ヨガクラスでも目標や目的をお伝えすることがあるかもしれません。その際はヨガの先生が目標を設定するのではなく、生徒さんに設定してもらうことで能動的な学びのステップを提供できることでしょう。
内側の“楽しい”を育てることも継続のコツ
身体活動への介入における、もう一つの大切な要素である内発的動機づけについてもみていきましょう。
動機づけに関する研究では,他者からの推奨や報酬、義務感などによる外発的な動機づけよりも、楽しみ、挑戦、満足感などによる内発的な動機づけのほうが、運動の促進に対して重要であることが示唆されています。
サーファーのサトルさんは最初毛嫌いしていたヨガに取り組むきっかけは、実践してみたら、意外と良かったという満足感を得たからです。
やらされ感満載の体育の授業で取り組んでいたときはつまらなかったけれども、大人になって改めて取り組んでみたらこんなに楽しいのか!と感じたスポーツが皆様にもあるかと思います。
身体活動への介入には楽しさ、ワクワク、満足を引き出すことが重要です。もし周りの方にヨガを含め運動をすすめるときには、これらの点に留意してみると良いかもしれません。
ヨガ行者、ジェリー・ロペスの金言
最後に、伝説的なレジェンドサーファー、ジェリー・ロペスの言葉を紹介させてください。ヨガの奥深さとともに、みずからが取り組む全てがヨガであることが伝わる、心に響くメッセージです。

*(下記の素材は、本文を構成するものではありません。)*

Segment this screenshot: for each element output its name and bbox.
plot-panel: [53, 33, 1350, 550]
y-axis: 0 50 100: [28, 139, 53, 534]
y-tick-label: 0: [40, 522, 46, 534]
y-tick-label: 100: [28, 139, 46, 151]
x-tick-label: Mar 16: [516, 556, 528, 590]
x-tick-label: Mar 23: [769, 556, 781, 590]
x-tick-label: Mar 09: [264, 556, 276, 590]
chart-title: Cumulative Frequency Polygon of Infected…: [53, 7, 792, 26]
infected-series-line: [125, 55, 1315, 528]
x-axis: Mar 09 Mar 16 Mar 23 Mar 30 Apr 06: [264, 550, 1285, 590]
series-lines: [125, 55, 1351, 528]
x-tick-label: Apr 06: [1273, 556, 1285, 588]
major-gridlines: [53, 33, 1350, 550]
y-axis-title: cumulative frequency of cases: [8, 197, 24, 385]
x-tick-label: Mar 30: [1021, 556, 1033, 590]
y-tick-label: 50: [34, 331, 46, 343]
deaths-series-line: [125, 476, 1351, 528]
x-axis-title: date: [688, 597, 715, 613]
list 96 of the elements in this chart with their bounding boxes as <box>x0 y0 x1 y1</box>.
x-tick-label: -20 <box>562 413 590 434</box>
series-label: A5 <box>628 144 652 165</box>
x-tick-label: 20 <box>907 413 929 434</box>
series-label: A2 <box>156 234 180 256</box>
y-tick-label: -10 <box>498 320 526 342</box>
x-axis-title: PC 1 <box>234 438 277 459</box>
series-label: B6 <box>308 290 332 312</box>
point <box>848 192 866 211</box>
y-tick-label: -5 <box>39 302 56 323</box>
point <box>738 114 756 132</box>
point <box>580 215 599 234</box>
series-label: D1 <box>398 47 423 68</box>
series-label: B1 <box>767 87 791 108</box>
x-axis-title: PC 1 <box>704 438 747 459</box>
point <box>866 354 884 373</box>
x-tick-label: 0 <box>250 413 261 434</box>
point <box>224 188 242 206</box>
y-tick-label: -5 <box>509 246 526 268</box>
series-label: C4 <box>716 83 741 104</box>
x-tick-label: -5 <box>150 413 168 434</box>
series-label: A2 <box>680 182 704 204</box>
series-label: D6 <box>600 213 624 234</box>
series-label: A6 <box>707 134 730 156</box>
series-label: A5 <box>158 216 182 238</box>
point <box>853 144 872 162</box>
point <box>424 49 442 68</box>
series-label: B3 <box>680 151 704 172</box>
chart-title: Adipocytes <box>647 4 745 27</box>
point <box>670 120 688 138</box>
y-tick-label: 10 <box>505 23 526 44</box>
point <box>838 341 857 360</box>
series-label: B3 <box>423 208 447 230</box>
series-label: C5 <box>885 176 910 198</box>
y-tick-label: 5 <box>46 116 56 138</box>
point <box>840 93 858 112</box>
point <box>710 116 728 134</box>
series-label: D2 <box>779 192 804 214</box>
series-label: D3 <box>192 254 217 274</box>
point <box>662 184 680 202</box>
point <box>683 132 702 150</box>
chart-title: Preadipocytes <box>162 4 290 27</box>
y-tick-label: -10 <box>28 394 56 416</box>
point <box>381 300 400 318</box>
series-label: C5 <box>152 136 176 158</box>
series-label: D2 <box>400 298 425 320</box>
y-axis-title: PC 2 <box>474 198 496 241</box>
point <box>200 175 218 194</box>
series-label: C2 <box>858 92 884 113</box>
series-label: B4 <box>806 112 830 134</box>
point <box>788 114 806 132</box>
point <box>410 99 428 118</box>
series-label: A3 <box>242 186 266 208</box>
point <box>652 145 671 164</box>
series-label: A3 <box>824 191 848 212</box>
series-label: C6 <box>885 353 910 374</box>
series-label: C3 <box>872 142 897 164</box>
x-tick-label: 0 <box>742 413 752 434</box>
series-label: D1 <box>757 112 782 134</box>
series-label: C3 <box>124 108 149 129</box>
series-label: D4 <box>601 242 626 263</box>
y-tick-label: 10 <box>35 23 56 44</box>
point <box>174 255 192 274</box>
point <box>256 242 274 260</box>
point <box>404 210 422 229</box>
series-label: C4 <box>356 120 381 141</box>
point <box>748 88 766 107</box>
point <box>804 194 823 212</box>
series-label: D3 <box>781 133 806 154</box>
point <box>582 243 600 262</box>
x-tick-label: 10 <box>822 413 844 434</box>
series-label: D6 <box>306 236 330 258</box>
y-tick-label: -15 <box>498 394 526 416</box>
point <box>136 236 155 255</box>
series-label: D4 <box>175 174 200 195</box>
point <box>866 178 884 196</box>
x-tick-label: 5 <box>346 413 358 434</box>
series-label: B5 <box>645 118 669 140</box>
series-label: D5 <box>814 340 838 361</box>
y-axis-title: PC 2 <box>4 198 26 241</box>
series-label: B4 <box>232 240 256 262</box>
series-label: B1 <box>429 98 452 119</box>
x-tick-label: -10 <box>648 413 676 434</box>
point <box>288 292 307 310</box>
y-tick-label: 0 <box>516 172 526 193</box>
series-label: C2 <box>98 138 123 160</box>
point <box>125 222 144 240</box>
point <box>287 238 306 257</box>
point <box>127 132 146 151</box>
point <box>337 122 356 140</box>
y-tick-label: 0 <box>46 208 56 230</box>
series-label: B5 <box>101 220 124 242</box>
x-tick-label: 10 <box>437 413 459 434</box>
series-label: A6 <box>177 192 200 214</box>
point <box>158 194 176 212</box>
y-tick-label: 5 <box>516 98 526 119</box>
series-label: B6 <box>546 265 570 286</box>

サーフィンを60年以上続けてきて、ヨガは50年になります、ヨガとサーフィンは、私の人生の陰と陽のような役割でバランスを取っています。これまで私はこの2つが並列に進む道のように認識してきましたが、しかし実践中にこれは1つの道なのではないかという気づきに至りました。この2つは一本の道で1つの目標を目指しているが、ただそれぞれのやり方が違うだけなのだと。